I swear, the Toyota even seemed to like it.
Disclaimer: It’s also entirely possible I was simply out of my mind in the middle of a very hot desert and blinking back the corn-syrup sweats in a lifted Toyota mom van that woke up one day and wasn’t in the Kansas school drop-off line any more.
Whatever. Adventure is what you make it. All I really remember is that my teeth hurt.
We eventually reached a pull-off marking the start of another long hiking trail. Dust hung in the air as we climbed out. The hike ascended a hillside, worming through clumps of scraggly desert foliage before turning hard left and opening to a valley between two mountains. The brush gave way to a grove of quaking aspens that pulled your eyes to the horizon. The latter seemed to stretch for a hundred arid miles before climbing a far-flung set of peaks and vaulting off into blue sky.
“I’ll take it,” Sam said, between long pulls from his water bottle.
Thursday, May 19, 3:00 a.m. PST
Great Basin National Park is one of just 42 certified International Dark Sky Parks and sanctuaries in the lower 48. Aside from Baker to the east, civilization has almost no footprint in these lands. No people means no light pollution. Each night, the stars take center stage as a cosmic glitter bomb erupts across the sky.
I had seen a sky like that only once before, near Moab, Utah, in my 1998 Mitsubishi Montero. I had just bought the truck and was driving home to Michigan. That trip occupied a large portion of my brain Thursday night, as I tried to sleep in that campsite, in that tent, on those rocks, near that van.
Overlanding forums and books are filled with the idea of “fitness for purpose.” The Montero would have made quick work of just about everything we encountered in the Sienna. It makes sense, to a point.
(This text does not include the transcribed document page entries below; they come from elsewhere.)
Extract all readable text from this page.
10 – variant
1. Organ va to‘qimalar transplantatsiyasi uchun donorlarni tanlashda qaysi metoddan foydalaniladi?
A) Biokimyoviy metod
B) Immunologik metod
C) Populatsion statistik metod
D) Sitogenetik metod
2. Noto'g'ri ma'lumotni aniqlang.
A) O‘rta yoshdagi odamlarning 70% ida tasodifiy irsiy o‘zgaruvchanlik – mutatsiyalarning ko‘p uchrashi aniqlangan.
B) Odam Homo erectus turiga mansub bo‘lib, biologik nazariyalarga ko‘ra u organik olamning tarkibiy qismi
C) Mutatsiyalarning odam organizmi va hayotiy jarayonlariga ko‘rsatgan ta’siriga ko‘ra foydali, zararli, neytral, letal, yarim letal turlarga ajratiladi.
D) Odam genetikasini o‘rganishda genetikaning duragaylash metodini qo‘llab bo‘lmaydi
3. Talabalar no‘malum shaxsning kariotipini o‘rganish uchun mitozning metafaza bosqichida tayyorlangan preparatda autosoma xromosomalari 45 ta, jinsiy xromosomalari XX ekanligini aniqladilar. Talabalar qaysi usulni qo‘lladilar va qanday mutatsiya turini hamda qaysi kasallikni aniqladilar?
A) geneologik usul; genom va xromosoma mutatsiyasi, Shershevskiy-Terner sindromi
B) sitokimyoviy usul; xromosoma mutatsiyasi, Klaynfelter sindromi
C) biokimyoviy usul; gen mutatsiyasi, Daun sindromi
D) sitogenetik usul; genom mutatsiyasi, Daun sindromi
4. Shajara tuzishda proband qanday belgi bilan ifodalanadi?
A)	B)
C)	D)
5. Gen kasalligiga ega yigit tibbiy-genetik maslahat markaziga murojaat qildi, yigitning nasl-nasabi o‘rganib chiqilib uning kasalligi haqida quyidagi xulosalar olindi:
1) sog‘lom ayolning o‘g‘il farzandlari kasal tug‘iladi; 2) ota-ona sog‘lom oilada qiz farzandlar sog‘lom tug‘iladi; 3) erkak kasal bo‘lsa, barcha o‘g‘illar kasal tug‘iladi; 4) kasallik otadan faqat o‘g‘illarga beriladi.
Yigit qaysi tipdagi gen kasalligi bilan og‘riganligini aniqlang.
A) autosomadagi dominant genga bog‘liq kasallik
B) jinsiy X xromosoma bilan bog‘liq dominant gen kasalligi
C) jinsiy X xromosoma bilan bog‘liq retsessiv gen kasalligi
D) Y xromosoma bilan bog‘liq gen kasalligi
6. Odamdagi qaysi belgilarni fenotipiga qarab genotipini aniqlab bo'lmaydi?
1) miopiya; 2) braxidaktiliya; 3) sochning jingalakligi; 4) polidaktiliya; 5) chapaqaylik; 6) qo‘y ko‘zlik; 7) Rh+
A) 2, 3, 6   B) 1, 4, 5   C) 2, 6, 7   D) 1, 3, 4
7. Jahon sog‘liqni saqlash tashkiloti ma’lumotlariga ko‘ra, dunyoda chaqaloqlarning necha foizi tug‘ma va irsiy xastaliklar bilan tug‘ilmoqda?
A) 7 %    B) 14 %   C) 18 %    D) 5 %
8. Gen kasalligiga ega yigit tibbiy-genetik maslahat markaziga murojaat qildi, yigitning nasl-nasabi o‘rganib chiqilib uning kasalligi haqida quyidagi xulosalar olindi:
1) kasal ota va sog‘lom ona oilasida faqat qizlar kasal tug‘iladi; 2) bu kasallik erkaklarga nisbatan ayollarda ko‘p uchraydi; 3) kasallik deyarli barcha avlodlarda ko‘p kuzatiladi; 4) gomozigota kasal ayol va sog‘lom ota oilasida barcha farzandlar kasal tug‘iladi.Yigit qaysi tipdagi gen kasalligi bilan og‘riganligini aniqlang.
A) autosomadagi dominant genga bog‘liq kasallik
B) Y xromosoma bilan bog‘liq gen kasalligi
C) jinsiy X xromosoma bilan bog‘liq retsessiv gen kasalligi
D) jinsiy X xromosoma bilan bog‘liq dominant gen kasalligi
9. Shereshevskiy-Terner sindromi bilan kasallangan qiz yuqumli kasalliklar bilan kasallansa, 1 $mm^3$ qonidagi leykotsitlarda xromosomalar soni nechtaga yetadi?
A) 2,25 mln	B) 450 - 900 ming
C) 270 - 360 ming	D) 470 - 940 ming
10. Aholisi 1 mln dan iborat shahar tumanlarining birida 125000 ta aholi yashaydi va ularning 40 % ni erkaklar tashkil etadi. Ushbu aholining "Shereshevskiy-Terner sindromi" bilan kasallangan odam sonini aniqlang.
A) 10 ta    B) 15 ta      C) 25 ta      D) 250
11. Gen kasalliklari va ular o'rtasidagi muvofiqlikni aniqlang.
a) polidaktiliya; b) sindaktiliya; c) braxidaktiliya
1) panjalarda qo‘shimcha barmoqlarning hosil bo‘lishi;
Assuming you have a good idea of which purpose you’re getting fit for.
Dinner had been a concoction of Spam seasoned with cajun spices, assembled from the shelves of a nearby gas station. On top of that were too many Mango HiChews and some lukewarm lager. As that mess began to run up and down my esophagus, I hoisted myself out of the tent, hoping to catch the sky showing off.
Instead of an arm of the Milky Way, I was greeted by a full moon, the desert doused in iridescent blue light. The hills behind us cast long shadows through the creek bed. Great Basin’s peaks sat in the distance, capped with the last gasps of winter snow, glowing like dull neon. The Sienna, filthy, sat dormant by the fire pit we’d huddled around just hours earlier.
In some other lifetime, I might have cared what we were driving.
I zipped the tent shut and tried to get comfortable once more. Only this time, there was a smile on my face.